Like when not in our GE days, if there was something in the military side that was governed by something called D a S, which is a military regulation, we could group all those together and we could easily see those assets that were, should be governed by that particular policy. On the other side, we have our centralized policy store and within the centralized policy store, we don't just store policies. Now we also store those actual regulations usually coming from an external source. So we can always compare our internal policies to the, the regulations that we have to adhere to.
There's also the inventory of all the users, all the assets, all the resources that we're going after. And then importantly, we have transformation and transformation describes how do we convert the, the policy statements that we have within our IGA platform, to the policy decision points and the different cloud platforms. This is the most complicated piece right now. This is something that we are developing customized code for.

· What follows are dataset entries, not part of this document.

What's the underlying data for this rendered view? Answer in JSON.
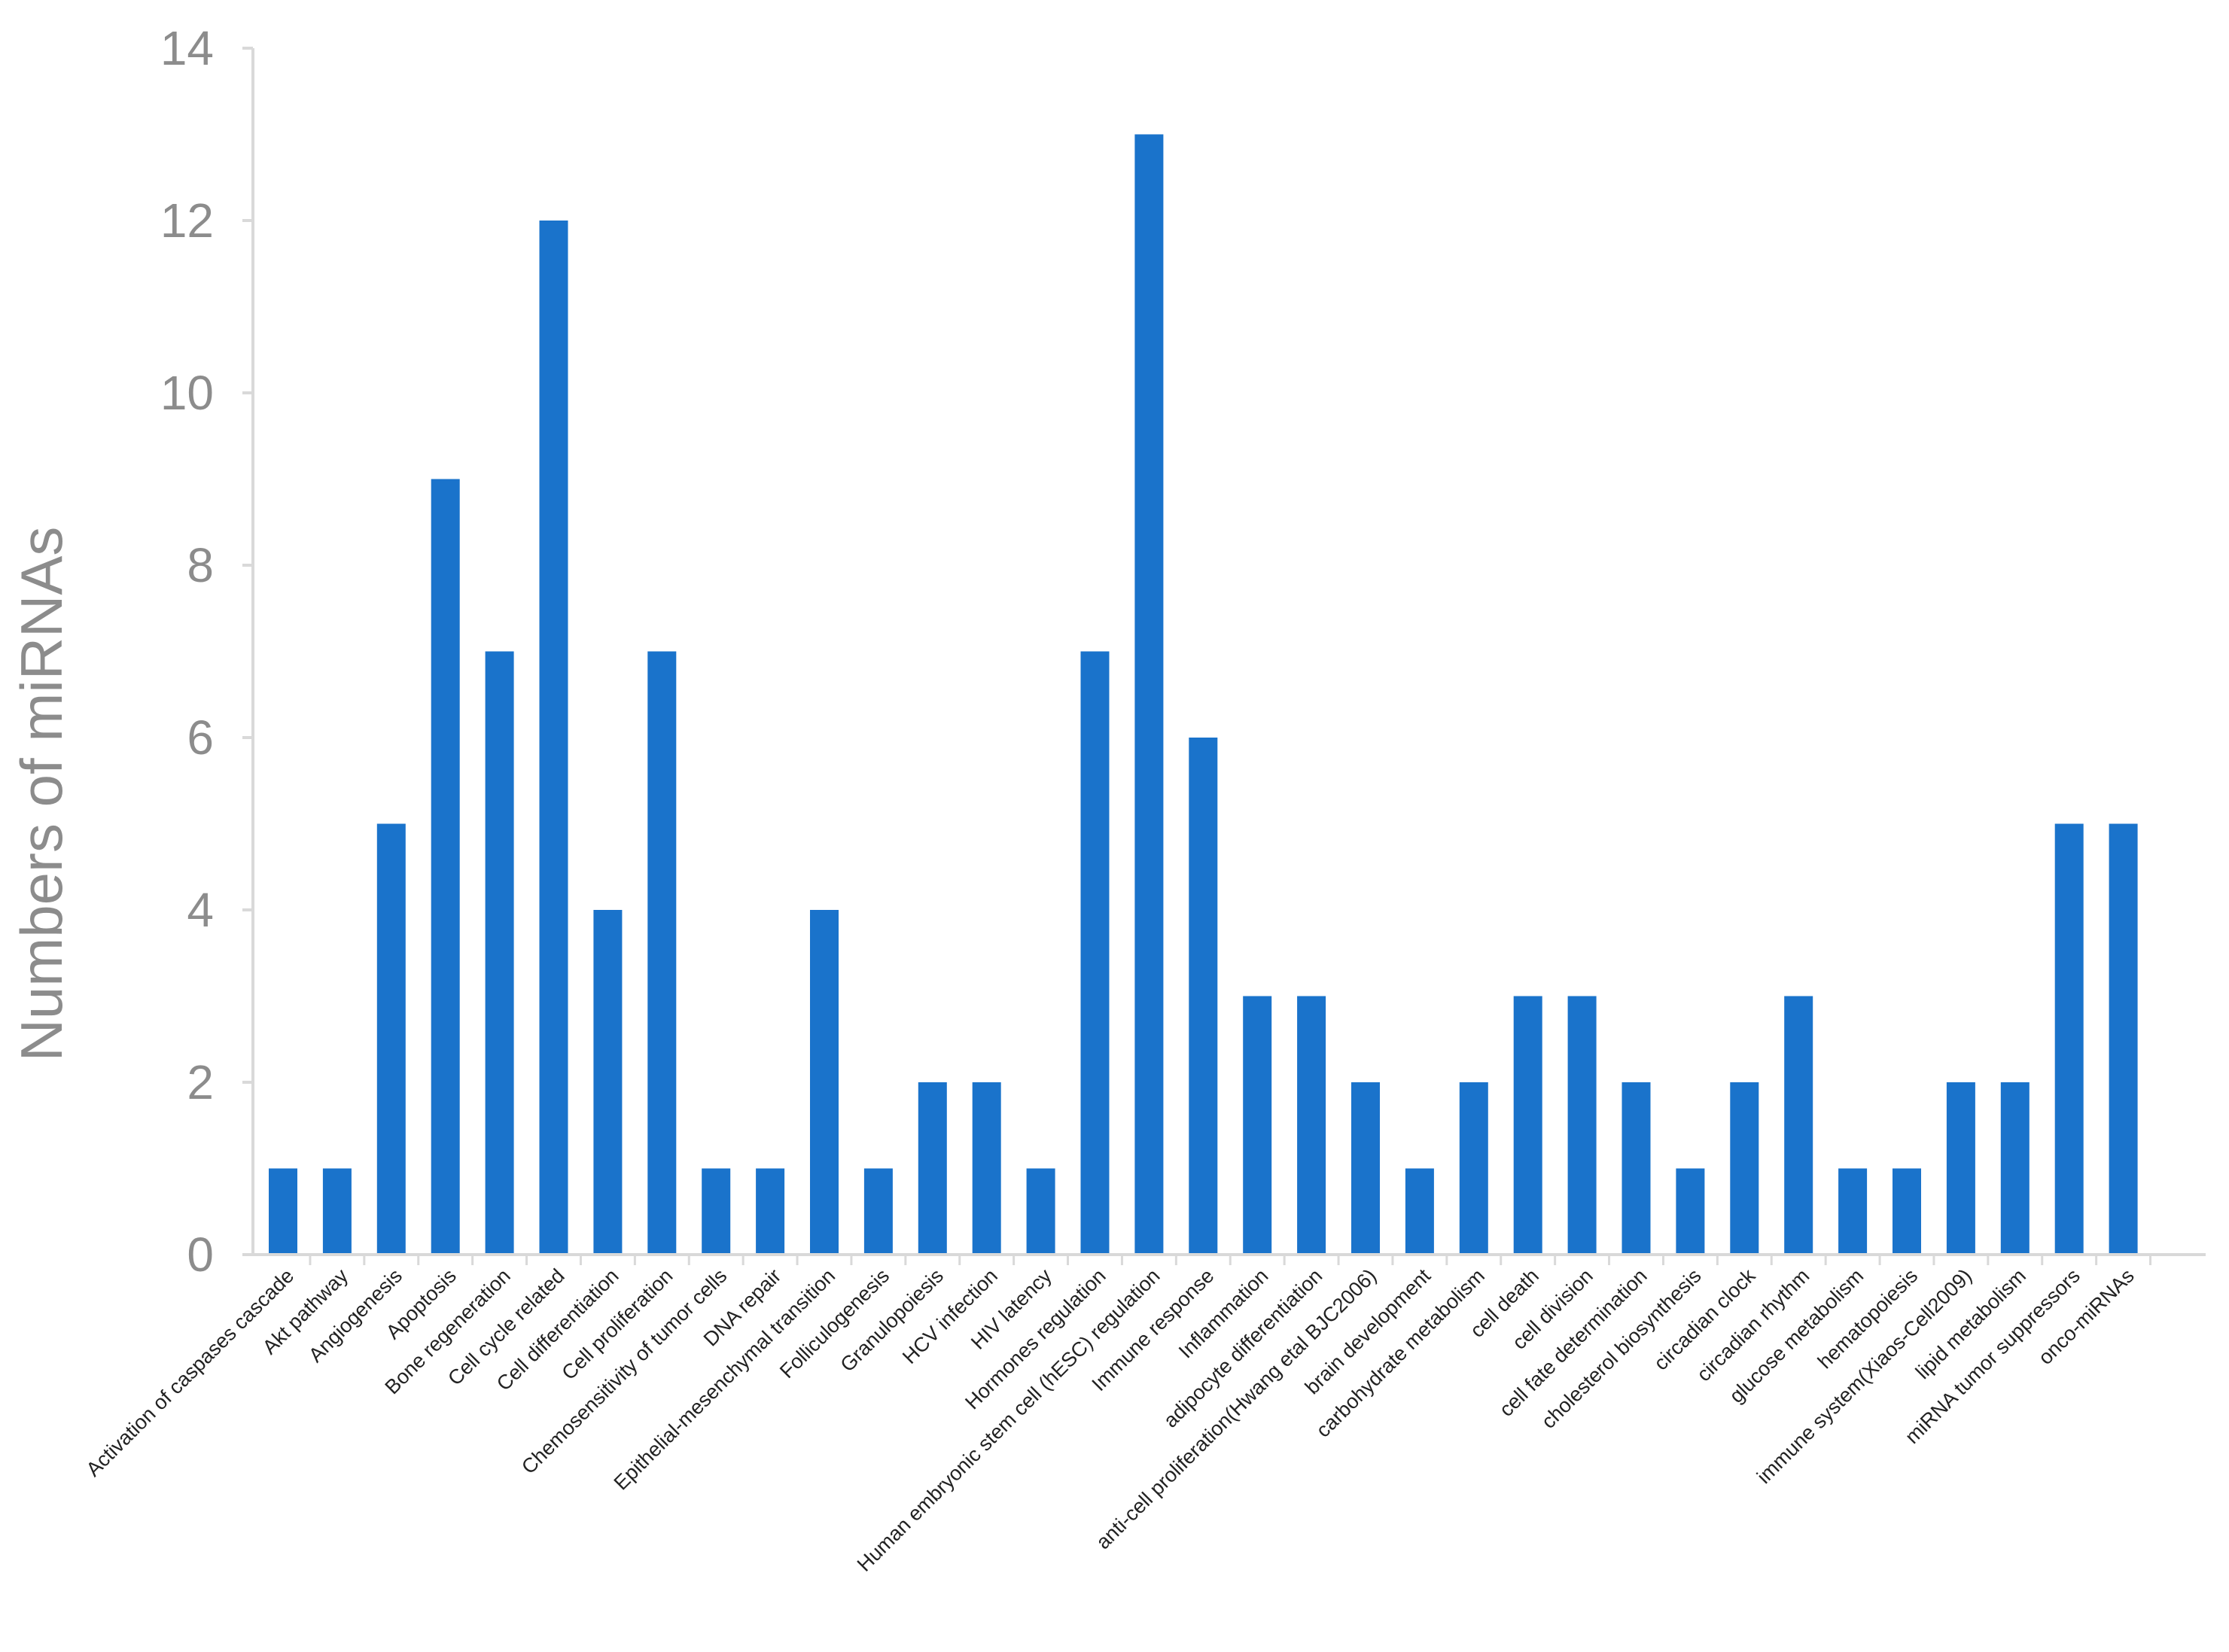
{
  "chart_data": {
    "type": "bar",
    "ylabel": "Numbers of miRNAs",
    "xlabel": "",
    "title": "",
    "ylim": [
      0,
      14
    ],
    "yticks": [
      0,
      2,
      4,
      6,
      8,
      10,
      12,
      14
    ],
    "grid": false,
    "legend": "none",
    "bar_color": "#1a73cb",
    "axis_color": "#d9d9d9",
    "tick_label_color": "#8c8c8c",
    "categories": [
      "Activation of caspases cascade",
      "Akt pathway",
      "Angiogenesis",
      "Apoptosis",
      "Bone regeneration",
      "Cell cycle related",
      "Cell differentiation",
      "Cell proliferation",
      "Chemosensitivity of tumor cells",
      "DNA repair",
      "Epithelial-mesenchymal transition",
      "Folliculogenesis",
      "Granulopoiesis",
      "HCV infection",
      "HIV latency",
      "Hormones regulation",
      "Human embryonic stem cell (hESC) regulation",
      "Immune response",
      "Inflammation",
      "adipocyte differentiation",
      "anti-cell proliferation(Hwang etal BJC2006)",
      "brain development",
      "carbohydrate metabolism",
      "cell death",
      "cell division",
      "cell fate determination",
      "cholesterol biosynthesis",
      "circadian clock",
      "circadian rhythm",
      "glucose metabolism",
      "hematopoiesis",
      "immune system(Xiaos-Cell2009)",
      "lipid metabolism",
      "miRNA tumor suppressors",
      "onco-miRNAs"
    ],
    "values": [
      1,
      1,
      5,
      9,
      7,
      12,
      4,
      7,
      1,
      1,
      4,
      1,
      2,
      2,
      1,
      7,
      13,
      6,
      3,
      3,
      2,
      1,
      2,
      3,
      3,
      2,
      1,
      2,
      3,
      1,
      1,
      2,
      2,
      5,
      5
    ]
  }
}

I gave this presentation ID first, and I was really pleased that a couple of vendors came up afterwards and the vendor community is really starting to get more mature into this area. We're starting to see, they are also pushing towards the vision that we have, which is again, a tagging strategy where we're tagging the policies. The regulations are all these things in the inventory, as well as the, the transformation rules, which allow us to push the policies into the cloud platform.
The, the benefits of this is we now have standardized policies that are enforced uniformly across all of our platforms, even though they're multiple PDPs. If you saw Dana Bethlehem's key this morning, where she talked about, there's a lot of times disjoint because of the, the distributed nature of what we we have. This is the way to try and fix that. We have dynamic updates. The tagging policies in the central repository allow us to rapidly group together policy populations to target updates.
Whenever those regulations are updated and we can be ensure that they're updated uniformly, then audit and reporting becomes much, much simpler. We can actually develop a set of standardized reports where we can easily show enforcement across a multitude of different platforms. Just a quick thing about the ID pro professionalizing identity should be our mission so that the next wave can benefit. Our organizations can benefit. And so their customers can benefit that's from Ian. And this is my contact information, and somehow I managed to finish right on time.